The MX Board Silent comes in two flavors: MX Cherry Red Silent and MX Cherry Black Silent. Both are quiet mechanical switches, further enhanced with rubber domes within the keycaps to reduce the amount of noise. I reviewed the Black model but got some hands-on time with the Red as well. Having used other Red and Black peripherals, I can say that the feeling is almost identical, just with less sound produced.

For those who haven't used them before, both Cherry MX Red and Black switches are linear instead of tactile, meaning you will have to press the key all the way to the bottom, rather than clicking halfway, before your command registers. Blacks require 60 grams of force, whereas Reds require 45 grams. Both are comfortable and responsive, and Cherry MX is still the best in the business when it comes to delivering mechanical switches.
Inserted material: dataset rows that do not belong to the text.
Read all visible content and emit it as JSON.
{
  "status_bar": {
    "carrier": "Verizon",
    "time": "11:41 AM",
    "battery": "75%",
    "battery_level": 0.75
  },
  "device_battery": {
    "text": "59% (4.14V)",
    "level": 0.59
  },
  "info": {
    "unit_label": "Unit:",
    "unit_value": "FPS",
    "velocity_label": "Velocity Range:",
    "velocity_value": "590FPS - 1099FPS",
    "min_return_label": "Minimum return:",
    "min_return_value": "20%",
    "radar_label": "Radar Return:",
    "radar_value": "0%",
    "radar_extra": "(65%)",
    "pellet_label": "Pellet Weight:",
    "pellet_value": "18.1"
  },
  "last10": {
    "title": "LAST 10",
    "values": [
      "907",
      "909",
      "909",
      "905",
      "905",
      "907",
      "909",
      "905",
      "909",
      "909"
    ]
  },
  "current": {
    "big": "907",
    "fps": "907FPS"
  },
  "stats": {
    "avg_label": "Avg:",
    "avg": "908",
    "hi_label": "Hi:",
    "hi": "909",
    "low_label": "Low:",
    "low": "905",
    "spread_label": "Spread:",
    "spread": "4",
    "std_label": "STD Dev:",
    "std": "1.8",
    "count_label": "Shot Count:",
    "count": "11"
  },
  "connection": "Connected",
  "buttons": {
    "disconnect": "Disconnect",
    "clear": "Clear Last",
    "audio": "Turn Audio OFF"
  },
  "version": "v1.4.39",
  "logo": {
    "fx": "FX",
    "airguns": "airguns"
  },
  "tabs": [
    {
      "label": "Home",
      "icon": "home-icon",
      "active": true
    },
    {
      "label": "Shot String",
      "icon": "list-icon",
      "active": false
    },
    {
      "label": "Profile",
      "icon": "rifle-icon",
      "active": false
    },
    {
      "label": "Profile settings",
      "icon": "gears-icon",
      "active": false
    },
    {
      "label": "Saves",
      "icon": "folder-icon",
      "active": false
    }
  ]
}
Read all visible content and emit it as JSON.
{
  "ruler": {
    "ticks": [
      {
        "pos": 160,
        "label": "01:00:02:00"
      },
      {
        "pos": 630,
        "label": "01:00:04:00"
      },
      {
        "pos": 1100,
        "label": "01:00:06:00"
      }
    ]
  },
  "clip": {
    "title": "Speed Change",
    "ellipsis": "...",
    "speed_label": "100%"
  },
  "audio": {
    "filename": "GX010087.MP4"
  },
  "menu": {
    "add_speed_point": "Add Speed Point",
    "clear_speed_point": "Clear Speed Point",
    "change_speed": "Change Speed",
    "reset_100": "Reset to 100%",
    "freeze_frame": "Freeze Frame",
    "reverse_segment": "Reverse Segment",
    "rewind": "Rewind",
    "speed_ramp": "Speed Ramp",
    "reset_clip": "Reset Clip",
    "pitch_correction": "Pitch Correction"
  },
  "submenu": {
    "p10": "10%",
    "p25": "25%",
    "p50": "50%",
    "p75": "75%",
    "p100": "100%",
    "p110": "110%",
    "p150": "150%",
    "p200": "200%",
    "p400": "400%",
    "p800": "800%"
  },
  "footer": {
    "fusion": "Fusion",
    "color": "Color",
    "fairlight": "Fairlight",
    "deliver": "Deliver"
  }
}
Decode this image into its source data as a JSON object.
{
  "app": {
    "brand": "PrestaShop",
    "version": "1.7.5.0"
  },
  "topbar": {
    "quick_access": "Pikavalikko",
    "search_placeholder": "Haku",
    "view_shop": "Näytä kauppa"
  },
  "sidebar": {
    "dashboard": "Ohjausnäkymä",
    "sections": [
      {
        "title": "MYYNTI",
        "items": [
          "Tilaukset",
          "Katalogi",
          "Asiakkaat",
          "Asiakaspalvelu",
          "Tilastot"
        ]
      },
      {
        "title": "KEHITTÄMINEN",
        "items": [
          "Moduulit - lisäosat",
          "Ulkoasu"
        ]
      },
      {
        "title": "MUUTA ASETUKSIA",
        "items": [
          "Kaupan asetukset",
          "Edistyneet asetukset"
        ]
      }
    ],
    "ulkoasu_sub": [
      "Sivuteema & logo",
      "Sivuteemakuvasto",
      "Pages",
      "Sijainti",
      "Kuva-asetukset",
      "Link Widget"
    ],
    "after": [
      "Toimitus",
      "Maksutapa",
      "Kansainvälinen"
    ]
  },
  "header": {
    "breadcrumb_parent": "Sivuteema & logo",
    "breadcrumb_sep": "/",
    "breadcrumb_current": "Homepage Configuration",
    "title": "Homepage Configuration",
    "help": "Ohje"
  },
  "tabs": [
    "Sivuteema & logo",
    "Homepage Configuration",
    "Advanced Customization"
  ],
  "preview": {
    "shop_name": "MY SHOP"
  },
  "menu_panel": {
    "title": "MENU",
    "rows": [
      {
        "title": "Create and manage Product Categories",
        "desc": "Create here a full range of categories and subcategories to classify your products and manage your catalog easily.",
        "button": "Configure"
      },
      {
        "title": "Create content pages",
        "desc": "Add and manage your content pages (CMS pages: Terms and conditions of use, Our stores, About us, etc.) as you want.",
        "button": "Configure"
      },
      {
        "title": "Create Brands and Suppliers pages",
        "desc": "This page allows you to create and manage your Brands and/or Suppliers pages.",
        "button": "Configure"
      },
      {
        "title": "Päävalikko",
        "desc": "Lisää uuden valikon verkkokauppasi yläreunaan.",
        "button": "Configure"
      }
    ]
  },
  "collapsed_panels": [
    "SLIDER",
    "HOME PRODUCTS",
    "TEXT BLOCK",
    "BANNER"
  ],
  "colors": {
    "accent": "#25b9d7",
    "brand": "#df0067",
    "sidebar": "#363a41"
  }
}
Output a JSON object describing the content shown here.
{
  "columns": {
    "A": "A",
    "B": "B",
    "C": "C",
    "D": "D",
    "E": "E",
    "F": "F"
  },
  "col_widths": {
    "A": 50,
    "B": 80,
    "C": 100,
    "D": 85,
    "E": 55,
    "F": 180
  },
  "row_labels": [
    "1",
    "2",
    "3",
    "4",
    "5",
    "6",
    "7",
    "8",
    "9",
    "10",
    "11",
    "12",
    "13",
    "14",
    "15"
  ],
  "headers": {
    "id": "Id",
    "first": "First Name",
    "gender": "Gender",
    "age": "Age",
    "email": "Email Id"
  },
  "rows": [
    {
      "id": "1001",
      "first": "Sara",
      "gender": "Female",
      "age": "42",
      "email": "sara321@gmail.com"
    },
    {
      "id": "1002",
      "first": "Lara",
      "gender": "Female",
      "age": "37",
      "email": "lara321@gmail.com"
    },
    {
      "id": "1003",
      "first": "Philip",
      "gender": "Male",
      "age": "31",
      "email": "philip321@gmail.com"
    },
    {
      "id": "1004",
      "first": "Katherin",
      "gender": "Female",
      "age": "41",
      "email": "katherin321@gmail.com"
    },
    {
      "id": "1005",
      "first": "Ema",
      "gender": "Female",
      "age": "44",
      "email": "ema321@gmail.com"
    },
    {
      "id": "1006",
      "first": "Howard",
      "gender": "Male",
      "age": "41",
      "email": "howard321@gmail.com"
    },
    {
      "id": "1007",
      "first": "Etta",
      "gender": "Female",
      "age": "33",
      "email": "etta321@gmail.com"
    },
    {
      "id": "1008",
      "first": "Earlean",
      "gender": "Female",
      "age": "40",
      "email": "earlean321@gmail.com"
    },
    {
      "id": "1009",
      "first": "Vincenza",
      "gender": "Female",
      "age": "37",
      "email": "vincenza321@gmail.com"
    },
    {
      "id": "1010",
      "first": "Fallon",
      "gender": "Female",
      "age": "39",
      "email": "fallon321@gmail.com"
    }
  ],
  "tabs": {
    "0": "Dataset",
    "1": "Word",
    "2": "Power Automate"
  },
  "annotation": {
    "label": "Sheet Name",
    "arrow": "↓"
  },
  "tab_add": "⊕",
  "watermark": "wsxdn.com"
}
If your office job requires typing all day and you haven't already invested in a mechanical keyboard, the MX Board Silent would be a strong entry point.


Although a mechanical keyboard is theoretically good for everything from gaming to editing videos, if you dish out $150 for a standard-layout Cherry peripheral with quiet keys, it's probably going to be for typing first and foremost. I put the MX Board Silent through its paces on and was extremely pleased with the results.

Using the MX Board Silent, I scored 126 words per minute, with seven errors. On my usual keyboard, the Logitech G810, I scored only 119 words per minute, with 13 errors. It's not a huge difference on paper, but that's rather impressive, considering I've used the G810 for months and the MX Board Silent for only a few days.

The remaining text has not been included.